Experience somewhere in the continent points to a different picture, the Times says citing a bad reputation of Chinese mine owners in labour and community relations in countries like Zambia where fatal clashes occured between workers and personnel in the management.

“There are positive and negative examples of Chinese investment across Africa, and we need to be clear about what China needs. “It really depends on the individual company’s engagement with the local population. Many Chinese investors are beginning to learn this,” Markus Weimer, an Africa specialist at Chatham House is quoted by the Financial Times as saying.

Shefali Rai, a Tanzania expert from the Economist Intelligence Unit is also quoted as saying; “Like most other cases, the impact that an acquisition would have on working conditions at the mine would depend on how stringently the Tanzanian government enforces its labour laws. These challenges are not restricted to Chinese-owned firms.”

Barrick’s plan to sell the African Barrick Gold is seen by some analysts as a strategy to “off-load underperforming assets.” But other analysts add that Tanzania’s unfavourable mining investment climate, characterized by ever changing mining legislation, is also pushing big investors like Barrick towards the exit.

After enacting the Mining Act 1997, which attracted large mining investors, the government came up with the Mining Act 2010 that shifted goal posts in the mining fields.

And despite the fact that the piece of the legislation made it clear that the new clauses- like those that raised royalty to four per cent, obliging government’s mine ownership of about 10 per cent and those urging mining firms to list at the Dar es Salaam Stock Exchange- would not affect the existing miners, pressure kept growing for the miners to comply.
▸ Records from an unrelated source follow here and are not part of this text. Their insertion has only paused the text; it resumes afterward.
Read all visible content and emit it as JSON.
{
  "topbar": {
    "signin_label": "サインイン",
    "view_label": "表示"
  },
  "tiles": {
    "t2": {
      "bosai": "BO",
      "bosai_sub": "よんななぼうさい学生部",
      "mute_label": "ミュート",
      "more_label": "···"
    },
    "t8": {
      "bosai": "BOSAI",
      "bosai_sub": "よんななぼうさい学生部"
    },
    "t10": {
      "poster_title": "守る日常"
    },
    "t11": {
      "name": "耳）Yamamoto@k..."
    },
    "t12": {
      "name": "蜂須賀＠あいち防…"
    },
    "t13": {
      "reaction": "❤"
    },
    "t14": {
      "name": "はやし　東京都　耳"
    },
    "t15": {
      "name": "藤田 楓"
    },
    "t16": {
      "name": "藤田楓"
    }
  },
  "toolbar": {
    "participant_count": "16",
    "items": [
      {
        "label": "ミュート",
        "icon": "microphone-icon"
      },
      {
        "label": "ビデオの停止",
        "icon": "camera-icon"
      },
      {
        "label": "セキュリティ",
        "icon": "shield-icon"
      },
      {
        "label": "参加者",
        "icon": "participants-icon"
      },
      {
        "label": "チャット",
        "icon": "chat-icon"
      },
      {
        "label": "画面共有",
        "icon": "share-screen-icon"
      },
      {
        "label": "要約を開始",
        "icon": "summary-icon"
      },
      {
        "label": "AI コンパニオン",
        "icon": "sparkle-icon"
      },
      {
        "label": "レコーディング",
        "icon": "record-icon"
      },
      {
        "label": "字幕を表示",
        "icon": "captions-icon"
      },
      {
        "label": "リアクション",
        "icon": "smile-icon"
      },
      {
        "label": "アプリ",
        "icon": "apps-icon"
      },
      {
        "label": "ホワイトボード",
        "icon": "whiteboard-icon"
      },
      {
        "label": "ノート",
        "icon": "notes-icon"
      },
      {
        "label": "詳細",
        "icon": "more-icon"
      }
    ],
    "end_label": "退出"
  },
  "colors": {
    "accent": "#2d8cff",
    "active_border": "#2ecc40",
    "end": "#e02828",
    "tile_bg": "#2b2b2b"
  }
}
And in fact ABG was one of the first mining firms to agree to pay the four per cent royalty. The firm also cross-listed at the Dar es Salaam Stock Exchange from the London Stock Exchange.
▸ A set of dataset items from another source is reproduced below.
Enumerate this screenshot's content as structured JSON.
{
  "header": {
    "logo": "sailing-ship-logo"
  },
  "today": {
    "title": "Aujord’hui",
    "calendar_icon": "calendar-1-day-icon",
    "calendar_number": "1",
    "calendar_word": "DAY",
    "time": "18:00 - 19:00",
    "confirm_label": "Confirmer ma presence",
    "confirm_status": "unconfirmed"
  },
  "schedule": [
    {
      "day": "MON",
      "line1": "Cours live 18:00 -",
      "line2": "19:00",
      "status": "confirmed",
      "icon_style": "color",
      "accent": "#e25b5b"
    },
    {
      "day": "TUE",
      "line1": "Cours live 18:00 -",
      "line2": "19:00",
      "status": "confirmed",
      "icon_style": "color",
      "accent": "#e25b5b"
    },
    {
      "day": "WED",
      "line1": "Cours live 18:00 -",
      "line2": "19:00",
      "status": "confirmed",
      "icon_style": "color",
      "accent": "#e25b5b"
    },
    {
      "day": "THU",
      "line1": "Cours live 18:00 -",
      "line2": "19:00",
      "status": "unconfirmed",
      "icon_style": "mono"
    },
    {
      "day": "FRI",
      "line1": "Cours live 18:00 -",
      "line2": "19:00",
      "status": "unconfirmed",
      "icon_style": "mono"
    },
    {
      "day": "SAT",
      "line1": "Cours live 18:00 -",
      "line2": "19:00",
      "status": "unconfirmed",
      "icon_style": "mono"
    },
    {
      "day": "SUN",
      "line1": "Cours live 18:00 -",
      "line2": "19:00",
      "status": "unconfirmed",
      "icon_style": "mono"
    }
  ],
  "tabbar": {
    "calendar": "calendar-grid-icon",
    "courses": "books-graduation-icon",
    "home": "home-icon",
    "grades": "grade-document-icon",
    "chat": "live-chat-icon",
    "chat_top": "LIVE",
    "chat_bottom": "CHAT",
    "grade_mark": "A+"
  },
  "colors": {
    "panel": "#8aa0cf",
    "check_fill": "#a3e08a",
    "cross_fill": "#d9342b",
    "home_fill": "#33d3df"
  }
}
Legislation aside, unreliable power supply to the mine, poor quality mined material, sour community relations at the North Mara mine are other contributing factors for Barrick’s exit from Tanzania, according to experts.

But with an insatiable appetite for gold, Chinese investors do not seem to mind these “obstacles”.

“If Barrick is no longer keen on this operating environment, it’s not surprising that Chinese firms are interested in replacing them. China is expected to overtake India this year as the world’s largest gold buyer and according to Chinese state media, its mining companies are looking overseas to meet demand,” says an analysis by the Financial Times.

The fact that ABG is listed on a stock exchange guarantees some levels of transparency in the Chinese operations in the country, once and if the deal is sealed.

But how and whether the country will benefit from the entry of the Chinese on the Tanzanian gold scene is a more complex issue, which goes beyond the willingness of the Chinese, or other miners for that matter, to share the revenue from minerals with the government or local communities.